08/01 - 09:23 - Caio Blinder, de Nova York
NOVA YORK- Recuperação de um candidato sempre dá sabor a uma corrida eleitoral. Nesta terça-feira na eleição primária de New Hampshire, Hillary Clinton gostaria de ser a "comeback girl", repetindo o feito do marido Bill, que com o segundo lugar no mesmo estado na campanha presidencial em 1992 ganhou a fama de "comeback kid".
Há 16 anos, ser vice foi uma vitória para um Clinton. Mas desta vez a história da volta por cima de um garoto acontece com o setentão John McCain na corrida republicana. Com o garotão Barack Obama com a corda toda entre os democratas, a recuperação de Hillary poderá ser em uma clínica de reabilitação.
Na já remota votação em Iowa, na quinta-feira passada o grande personagem da história republicana era Mike Huckabee, o campeão da direita religiosa.
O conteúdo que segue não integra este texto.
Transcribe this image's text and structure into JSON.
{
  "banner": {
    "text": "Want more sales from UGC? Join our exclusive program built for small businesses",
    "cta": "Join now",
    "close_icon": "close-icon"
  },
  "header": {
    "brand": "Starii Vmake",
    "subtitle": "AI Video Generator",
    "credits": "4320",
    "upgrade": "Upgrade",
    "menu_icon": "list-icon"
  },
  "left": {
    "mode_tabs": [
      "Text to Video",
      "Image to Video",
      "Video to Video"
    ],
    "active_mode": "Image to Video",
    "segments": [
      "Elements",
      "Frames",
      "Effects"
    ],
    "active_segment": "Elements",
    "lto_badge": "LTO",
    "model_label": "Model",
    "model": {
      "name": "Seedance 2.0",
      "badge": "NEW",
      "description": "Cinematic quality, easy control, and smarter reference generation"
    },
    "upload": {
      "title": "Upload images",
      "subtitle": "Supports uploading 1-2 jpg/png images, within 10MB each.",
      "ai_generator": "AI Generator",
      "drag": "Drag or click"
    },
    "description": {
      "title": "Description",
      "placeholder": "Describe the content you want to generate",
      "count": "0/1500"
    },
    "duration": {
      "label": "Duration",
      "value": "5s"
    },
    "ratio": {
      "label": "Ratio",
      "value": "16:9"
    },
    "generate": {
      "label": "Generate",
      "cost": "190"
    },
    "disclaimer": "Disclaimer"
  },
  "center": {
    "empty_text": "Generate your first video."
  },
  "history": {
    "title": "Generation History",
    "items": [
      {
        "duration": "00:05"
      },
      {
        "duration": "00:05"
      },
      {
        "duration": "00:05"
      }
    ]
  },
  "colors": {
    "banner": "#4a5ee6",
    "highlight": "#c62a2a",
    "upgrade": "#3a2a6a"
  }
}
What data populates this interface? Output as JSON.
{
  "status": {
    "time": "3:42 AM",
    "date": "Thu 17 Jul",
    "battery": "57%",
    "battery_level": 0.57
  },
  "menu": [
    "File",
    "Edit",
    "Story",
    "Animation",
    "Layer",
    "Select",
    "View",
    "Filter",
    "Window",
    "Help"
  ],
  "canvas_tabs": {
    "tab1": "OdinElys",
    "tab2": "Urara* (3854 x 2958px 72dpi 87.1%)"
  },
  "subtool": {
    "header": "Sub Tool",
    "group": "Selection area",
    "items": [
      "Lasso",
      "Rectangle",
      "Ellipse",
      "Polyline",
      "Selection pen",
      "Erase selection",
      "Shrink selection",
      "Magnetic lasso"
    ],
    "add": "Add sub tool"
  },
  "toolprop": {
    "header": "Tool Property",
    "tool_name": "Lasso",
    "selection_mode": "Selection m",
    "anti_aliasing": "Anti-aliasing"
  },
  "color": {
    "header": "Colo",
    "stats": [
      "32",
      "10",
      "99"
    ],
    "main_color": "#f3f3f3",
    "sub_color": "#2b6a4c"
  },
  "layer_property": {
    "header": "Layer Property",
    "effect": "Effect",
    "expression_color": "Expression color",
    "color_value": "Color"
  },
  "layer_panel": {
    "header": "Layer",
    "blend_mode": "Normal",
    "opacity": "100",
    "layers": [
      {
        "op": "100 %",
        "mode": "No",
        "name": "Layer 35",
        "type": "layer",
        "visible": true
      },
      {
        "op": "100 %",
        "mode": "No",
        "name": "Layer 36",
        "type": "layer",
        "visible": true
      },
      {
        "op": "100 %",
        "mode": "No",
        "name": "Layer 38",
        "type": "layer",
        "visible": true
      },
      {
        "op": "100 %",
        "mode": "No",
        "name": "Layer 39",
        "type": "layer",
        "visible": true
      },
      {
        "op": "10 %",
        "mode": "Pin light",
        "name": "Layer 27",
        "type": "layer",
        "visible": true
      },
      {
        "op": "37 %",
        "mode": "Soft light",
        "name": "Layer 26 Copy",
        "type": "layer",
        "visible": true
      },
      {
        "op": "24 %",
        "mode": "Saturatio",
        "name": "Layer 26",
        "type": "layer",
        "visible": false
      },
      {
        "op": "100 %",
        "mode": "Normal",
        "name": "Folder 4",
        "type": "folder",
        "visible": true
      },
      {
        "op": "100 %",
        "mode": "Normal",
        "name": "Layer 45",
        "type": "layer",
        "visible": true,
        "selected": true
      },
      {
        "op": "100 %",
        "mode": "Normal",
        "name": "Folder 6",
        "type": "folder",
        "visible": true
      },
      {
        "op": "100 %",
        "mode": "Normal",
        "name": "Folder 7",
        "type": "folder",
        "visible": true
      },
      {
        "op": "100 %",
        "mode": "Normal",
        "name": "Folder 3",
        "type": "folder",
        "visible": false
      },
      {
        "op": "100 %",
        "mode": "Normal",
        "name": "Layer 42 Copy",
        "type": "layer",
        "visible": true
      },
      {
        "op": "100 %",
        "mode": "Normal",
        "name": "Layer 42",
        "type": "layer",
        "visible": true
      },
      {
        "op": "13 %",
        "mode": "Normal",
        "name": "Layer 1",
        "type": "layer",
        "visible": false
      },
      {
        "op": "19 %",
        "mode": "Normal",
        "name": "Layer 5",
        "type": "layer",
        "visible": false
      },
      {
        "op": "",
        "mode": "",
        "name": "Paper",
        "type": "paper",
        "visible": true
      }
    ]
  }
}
Em New Hampshire, a saga é sobre McCain. Há quatro meses, acontecera o colapso de sua campanha. McCcain ficou sem dinheiro e perdeu assessores. Mas McCain voltou a ser McCain, o político iconoclasta, desbocado e assumindo posições que deixam os marqueteiros aterrorizados. Tal postura, porém, tem seus atrativos em um estado como New Hampshire, com seus eleitores independentes e iconoclastas.
Existe um contraste escandaloso entre McCain e Mitt Romney, o ex-governador de Massachussetts, com o qual ele disputa a vitória nas primárias republicanas nesta terça-feira. Romney é oportunista e ajusta suas posições de acordo com a ocasião. O azar de McCcain é que muitos eleitores independentes em New Hampshire que lhe deram a vitória nas primárias há oito anos contra George W. Bush agora gravitam para a órbita de Barack Obama, especialmente aqueles que são contra a guerra do Iraque.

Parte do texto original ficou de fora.